I totally agree. Not only would that make things easier to integrate with custom networking, but hopefully that'll also make it easier to see what messages get sent (EDIT: and received) (without relying on documentation (which could get out of date), and without digging into the codebase).

Thanks for raising this!

vilcans commented 3 years ago

I tried changing this, but when it came to sending messages, I thought it was more convenient to have an enum like:

#[derive(Clone, Debug)]
pub enum Message<CommandType, SnapshotType>
where
    SnapshotType: Debug + Clone + Serialize + DeserializeOwned + Send + Sync + 'static,
{
    ClockSync(ClockSyncMessage),
    Snapshot(Timestamped<SnapshotType>),
    Command(Timestamped<CommandType>),
}

Then only one send function is needed:

    fn send(
        &mut self,
        message: Message<WorldType::CommandType, WorldType::SnapshotType>,
    ) -> Option<Message<WorldType::CommandType, WorldType::SnapshotType>>;

...but that would be inconsistent with recv being three functions.
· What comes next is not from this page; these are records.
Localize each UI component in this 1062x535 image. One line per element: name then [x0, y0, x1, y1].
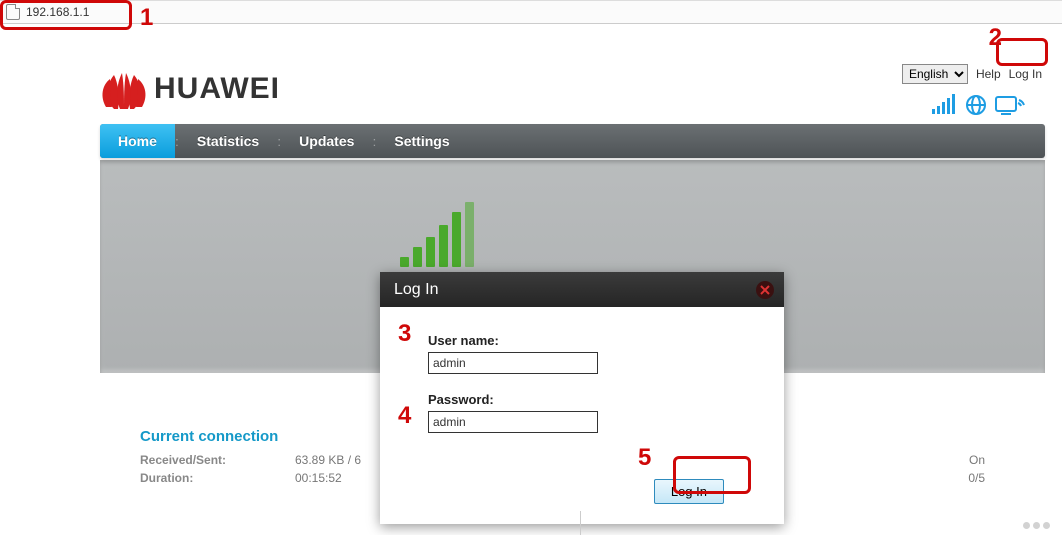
password-input[interactable]: [428, 411, 598, 433]
signal-graphic-icon: [400, 202, 474, 267]
modal-title: Log In: [394, 281, 438, 299]
brand-text: HUAWEI: [154, 72, 280, 106]
close-icon[interactable]: [756, 281, 774, 299]
modal-header: Log In: [380, 272, 784, 307]
main-nav: Home : Statistics : Updates : Settings: [100, 124, 1045, 158]
status-right-value: 0/5: [825, 471, 985, 485]
nav-tab-home[interactable]: Home: [100, 124, 175, 158]
status-right-value: On: [825, 453, 985, 467]
page-icon: [6, 4, 20, 20]
nav-tab-settings[interactable]: Settings: [376, 124, 467, 158]
login-button[interactable]: Log In: [654, 479, 724, 504]
brand-logo: HUAWEI: [100, 24, 1045, 124]
username-input[interactable]: [428, 352, 598, 374]
address-bar[interactable]: 192.168.1.1: [0, 0, 1062, 24]
huawei-icon: [100, 67, 148, 111]
address-url: 192.168.1.1: [26, 5, 89, 19]
divider: [580, 511, 581, 535]
username-label: User name:: [428, 333, 736, 348]
login-modal: Log In User name: Password: Log In: [380, 272, 784, 524]
globe-icon: [965, 94, 987, 119]
monitor-wifi-icon: [995, 94, 1025, 119]
nav-tab-statistics[interactable]: Statistics: [179, 124, 277, 158]
password-label: Password:: [428, 392, 736, 407]
signal-icon: [931, 94, 957, 119]
status-label: Duration:: [140, 471, 295, 485]
nav-tab-updates[interactable]: Updates: [281, 124, 372, 158]
footer-dots-icon: [1023, 522, 1050, 529]
status-label: Received/Sent:: [140, 453, 295, 467]
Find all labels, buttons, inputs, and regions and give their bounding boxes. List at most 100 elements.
recv could be only one function if it can return any message type:

    fn recv(&mut self) -> Option<Message<WorldType::CommandType, WorldType::SnapshotType>>;

...but the code calling recv is implemented to only receive messages of a specific type, so that won't work.

I'll make a public repo with the changes.

ErnWong commented 3 years ago

I'll make a public repo with the changes.

Thanks! That'll be great.

but that would be inconsistent with recv being three functions.

I probably don't mind this inconsistency of having three recv functions but one send function.

Yeah, currently CrystalOrb assumes that it can pull out one type of message without pulling out other types of messages. For network implementations that demultiplex the messages into separate queues, this works out nicely. For network implementations where all messages end up in the same queue, you'd probably have to demultiplex the messages into separate queues yourselves.

Regarding whether or not CrystalOrb should internally handle the demultiplexing (to further simplify the network resource interface) or not, I think CrystalOrb is probably better as it currently is (i.e. leaving the demultiplexing to the networking implementation) so that we don't need to unnecessarily multiplex and demultiplex twice for network implementations that already handle demultiplexing for us.